To provide safe haven for the vast majority of people/orgs whose cash assets can fit in that bucket, since there's some scale at which you can't afford the overhead of privately managed risk management (diversification, private insurance, etc). It provides stability on the low end, especially for naive and casual wealth, so that their naivite doesn't cause problems for everyone else.

But above that bucket, people/orgs are expected to know and appropriately manage the risks that they're taking with their money or have the float to pay someone who does.

Experienced money doesn't see large bank deposits as safe by nature because they never have been. It's only people new to wealth and chronically blind to tail risk (hello startup industry!) that assume a $5M portfolio can be treated as casually as their personal checking account.

In the general case, it acts to prevent bank runs triggered by individual depositors.

SVB is a special case -- a bank focused on commercial customer base.

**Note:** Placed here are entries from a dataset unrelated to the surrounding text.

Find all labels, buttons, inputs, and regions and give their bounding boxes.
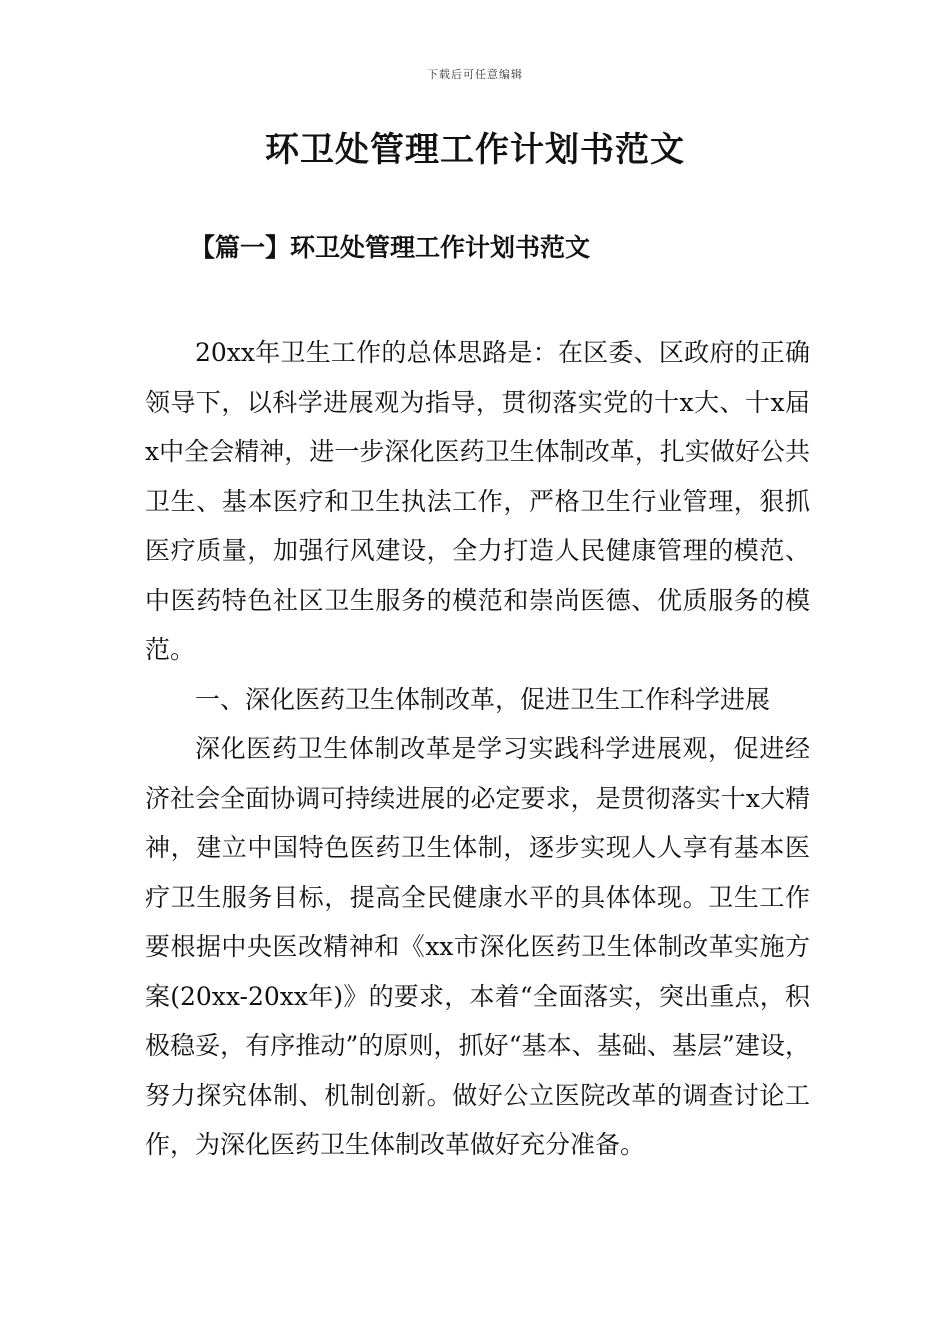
section-heading: 【篇一】环卫处管理工作计划书范文	[190, 233, 591, 262]
header-note: 下载后可任意编辑	[427, 68, 523, 81]
paragraph-subheading: 一、深化医药卫生体制改革，促进卫生工作科学进展	[195, 684, 771, 714]
paragraph-reform: 深化医药卫生体制改革是学习实践科学进展观，促进经济社会全面协调可持续进展的必定要求，是贯彻落实十x大精神，建立中国特色医药卫生体制，逐步实现人人享有基本医疗卫生服务目标，提高全民健康水平的具体体现。卫生工作要根据中央医改精神和《xx市深化医药卫生体制改革实施方案(20xx-20xx年)》的要求，本着“全面落实，突出重点，积极稳妥，有序推动”的原则，抓好“基本、基础、基层”建设，努力探究体制、机制创新。做好公立医院改革的调查讨论工作，为深化医药卫生体制改革做好充分准备。	[145, 734, 810, 1159]
document-body	[145, 328, 810, 1170]
document-title: 环卫处管理工作计划书范文	[265, 130, 685, 170]
paragraph-overview: 20xx年卫生工作的总体思路是：在区委、区政府的正确领导下，以科学进展观为指导，贯彻落实党的十x大、十x届x中全会精神，进一步深化医药卫生体制改革，扎实做好公共卫生、基本医疗和卫生执法工作，严格卫生行业管理，狠抓医疗质量，加强行风建设，全力打造人民健康管理的模范、中医药特色社区卫生服务的模范和崇尚医德、优质服务的模范。	[145, 338, 810, 664]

Every bank account in the United States is insured up to $250,000 by the FDIC. I have zero sympathy for these depositors who decided it would be "too costly" or "too much hassle" to split their deposits into multiple accounts.

If you've got $25,000,000 dollars at SVB, you need 100 accounts. This is not rocket science. I really hope that they find a buyer to make depositors whole but if one cannot be found why should the public reimburse depositors for more than 250K simply because they were too cheap to hire a couple of accountants to manage it?

Incorrect.

Every depositor has 1 account per account type per institution insured up to 250k.

If you had 100 accounts of the same type at the same institution, you're still only getting 250k back from the FDIC.

To do what you're proposing, you'd have to have 100 accounts at different FDIC insured institutions. The logistics there is vastly different, but meshes quite well with designing for fault tolerance/resilience.

Brex offers a product to do this for you IIRC?
I don't expect everyone to essentially game FDIC insurance. And not sure if that is even possible or wanted.

But doesn't mean it is unreasonable to expect people with this level of cash funds not to have more than one egg basket. Split it in two, three or four. One goes down, you still have money locked up but can use other accounts to take care daily operations and possibly mitigate some of the issues.